Теперь многое стало ясно.
– А где сейчас Кроун?
– Жаль его, беднягу... Кроуна очень ценил адмирал Макаров и перетянул его в свой штаб. Он и погиб вместе с Макаровым от минного взрыва на броненосце «Петропавловск». Осталась вдова и мальчик семи лет...
Соломин истово перекрестился:
– Вот почему я не дождался «Маньчжура».
– «Маньчжур» и не мог прийти, – пояснил капитан, – канонерскую лодку еще в начале войны китайские власти интернировали в Шанхае, а команда выехала по железной дороге на Балтику... Вы, наверное, помните матросов, что гуляли по улицам Петропавловска с гитарами? Так вот, – досказал капитан, – вас удивит, что большинство из них уже пересажены по тюрьмам.
– Такие хорошие и веселые ребята!
– Да, веселые и хорошие, они на кораблях Балтийского флота стали заводилами в революционных бунтах...
Рулевой молча колдовал над компасом.
Соломин редко укачивался, но сейчас качка измотала его до изнеможения. А капитан оказался прав: поздно вечером 1 ноября «Сунгари» стал подходить к Владивостоку. Город был еще слишком далек, а горизонт уже окрасился чем-то багровым.
– Что случилось там? – встревожился Соломин.

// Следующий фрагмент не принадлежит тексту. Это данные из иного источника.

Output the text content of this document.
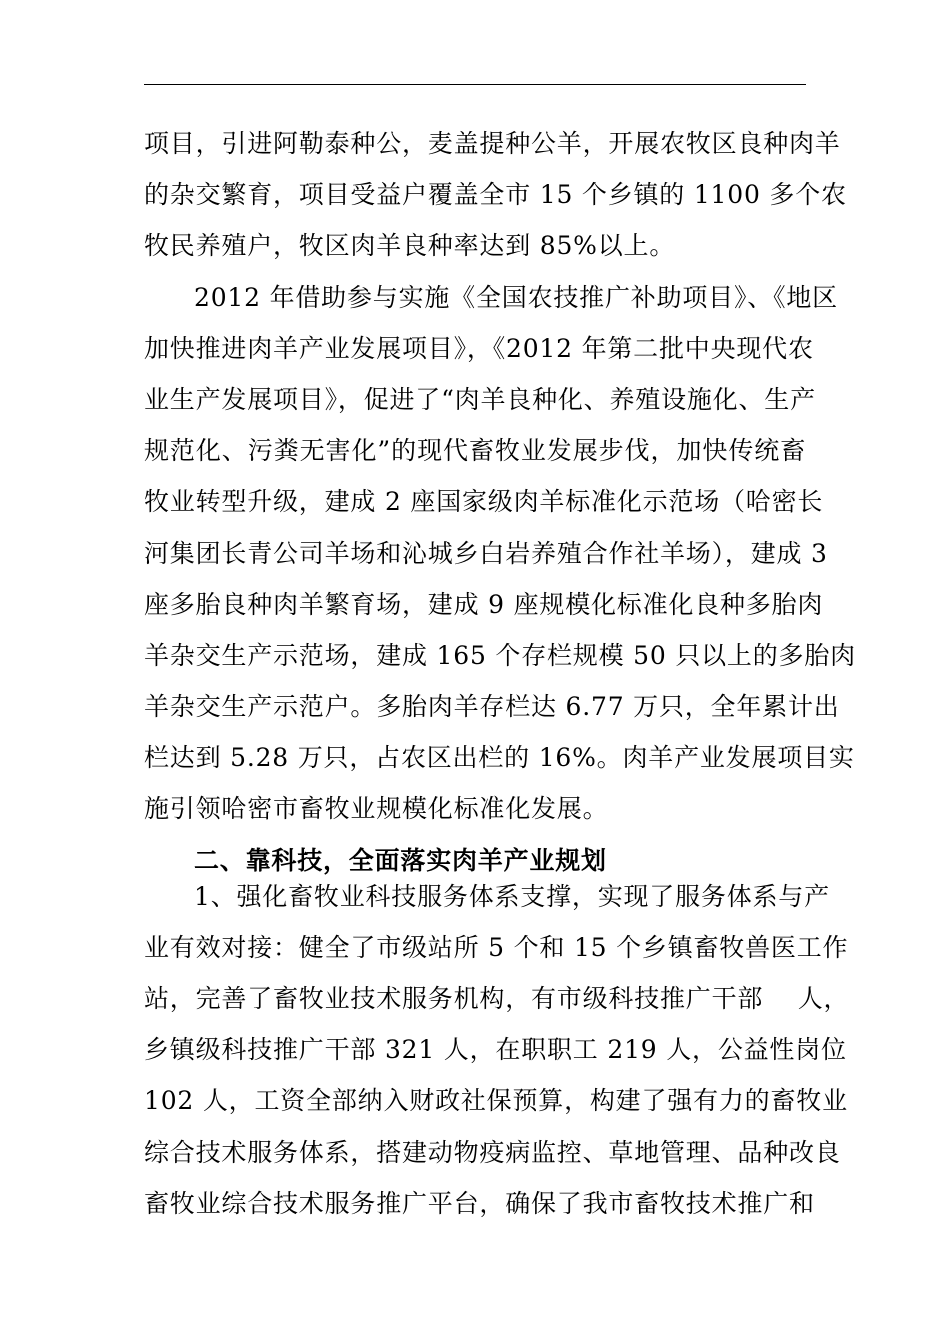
项目，引进阿勒泰种公，麦盖提种公羊，开展农牧区良种肉羊
的杂交繁育，项目受益户覆盖全市 15 个乡镇的 1100 多个农
牧民养殖户，牧区肉羊良种率达到 85%以上。
2012 年借助参与实施《全国农技推广补助项目》、《地区
加快推进肉羊产业发展项目》，《2012 年第二批中央现代农
业生产发展项目》，促进了“肉羊良种化、养殖设施化、生产
规范化、污粪无害化”的现代畜牧业发展步伐，加快传统畜
牧业转型升级，建成 2 座国家级肉羊标准化示范场（哈密长
河集团长青公司羊场和沁城乡白岩养殖合作社羊场），建成 3
座多胎良种肉羊繁育场，建成 9 座规模化标准化良种多胎肉
羊杂交生产示范场，建成 165 个存栏规模 50 只以上的多胎肉
羊杂交生产示范户。多胎肉羊存栏达 6.77 万只，全年累计出
栏达到 5.28 万只，占农区出栏的 16%。肉羊产业发展项目实
施引领哈密市畜牧业规模化标准化发展。
二、靠科技，全面落实肉羊产业规划
1、强化畜牧业科技服务体系支撑，实现了服务体系与产
业有效对接：健全了市级站所 5 个和 15 个乡镇畜牧兽医工作
站，完善了畜牧业技术服务机构，有市级科技推广干部　 人，
乡镇级科技推广干部 321 人，在职职工 219 人，公益性岗位
102 人，工资全部纳入财政社保预算，构建了强有力的畜牧业
综合技术服务体系，搭建动物疫病监控、草地管理、品种改良
畜牧业综合技术服务推广平台，确保了我市畜牧技术推广和
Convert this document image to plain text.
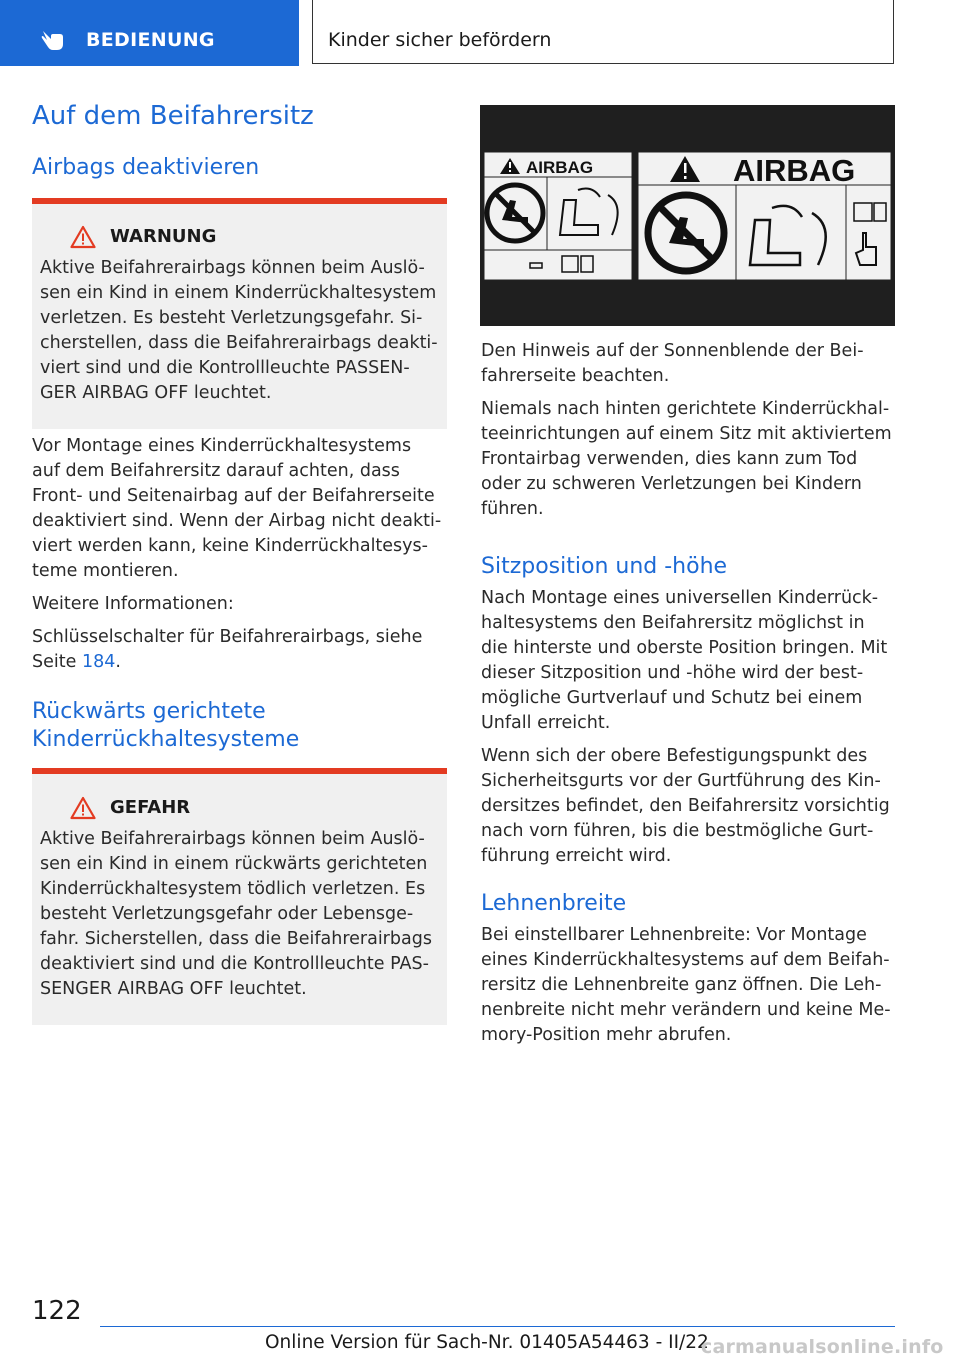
BEDIENUNG	Kinder sicher befördern
Auf dem Beifahrersitz
Airbags deaktivieren
WARNUNG

Aktive Beifahrerairbags können beim Auslö-

sen ein Kind in einem Kinderrückhaltesystem

verletzen. Es besteht Verletzungsgefahr. Si-

cherstellen, dass die Beifahrerairbags deakti-

viert sind und die Kontrollleuchte PASSEN-

GER AIRBAG OFF leuchtet.

Vor Montage eines Kinderrückhaltesystems

auf dem Beifahrersitz darauf achten, dass

Front- und Seitenairbag auf der Beifahrerseite

deaktiviert sind. Wenn der Airbag nicht deakti-

viert werden kann, keine Kinderrückhaltesys-

teme montieren.

Weitere Informationen:

Schlüsselschalter für Beifahrerairbags, siehe

Seite 184.

Rückwärts gerichtete
Kinderrückhaltesysteme
GEFAHR

Aktive Beifahrerairbags können beim Auslö-

sen ein Kind in einem rückwärts gerichteten

Kinderrückhaltesystem tödlich verletzen. Es

besteht Verletzungsgefahr oder Lebensge-

fahr. Sicherstellen, dass die Beifahrerairbags

deaktiviert sind und die Kontrollleuchte PAS-

SENGER AIRBAG OFF leuchtet.

AIRBAG	AIRBAG

Den Hinweis auf der Sonnenblende der Bei-

fahrerseite beachten.

Niemals nach hinten gerichtete Kinderrückhal-

teeinrichtungen auf einem Sitz mit aktiviertem

Frontairbag verwenden, dies kann zum Tod

oder zu schweren Verletzungen bei Kindern

führen.

Sitzposition und -höhe

Nach Montage eines universellen Kinderrück-

haltesystems den Beifahrersitz möglichst in

die hinterste und oberste Position bringen. Mit

dieser Sitzposition und -höhe wird der best-

mögliche Gurtverlauf und Schutz bei einem

Unfall erreicht.

Wenn sich der obere Befestigungspunkt des

Sicherheitsgurts vor der Gurtführung des Kin-

dersitzes befindet, den Beifahrersitz vorsichtig

nach vorn führen, bis die bestmögliche Gurt-

führung erreicht wird.

Lehnenbreite

Bei einstellbarer Lehnenbreite: Vor Montage

eines Kinderrückhaltesystems auf dem Beifah-

rersitz die Lehnenbreite ganz öffnen. Die Leh-

nenbreite nicht mehr verändern und keine Me-

mory-Position mehr abrufen.

122
Online Version für Sach-Nr. 01405A54463 - II/22
carmanualsonline.info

– Не пойму, – отозвался капитан.
За островом Аскольд панорама города еще не открылась, но зато стало ясно: Владивосток горит... да, горит.
На мостике четырежды звякнул телеграф. По стрелке указателя скоростей Соломин заметил, что капитан со «среднего» переставил машины на «малый». Звяк-звяк – «самый малый».
– Зачем вы уменьшаете ход?
– Здесь много японских мин. Командир порта обещал к нашему подходу выслать тральщик, но тральщика не видать...
Спустили катер для штурмана, капитан поручил ему дать в порт заявку на траление форватера и на забор пресной воды. Возвращения штурмана ожидали очень долго.
Над Владивостоком разгорелось огненное зарево.
Рядом с Соломиным вдруг оказался Неякин.
– Горит? – присмотрелся он.
– Как видите.
– А зачем горит?
– Черт его знает... Может, пожар?
Малыми оборотами винта капитан продвинул «Сунгари» чуть поближе к городу. Скоро вернулся катер, штурман сообщил:
– Воды нет, тральщика не будет, а в городе революция...
Сбивчиво он рассказал, что вчера восстали матросы 2?го Сибирского флотского экипажа, устроили на базаре митинг, к ним примкнули солдаты Хабаровского полка в десять тысяч штыков; к матросам и солдатам сразу присоединились рабочие.
– В городе страшные пожары, – доложил штурман. – В порту говорят, что вчера были зажжены магазины иностранных торговых фирм, в первую очередь Кунст и Альберс, уже сгорели Морское собрание офицеров и военно-морской суд...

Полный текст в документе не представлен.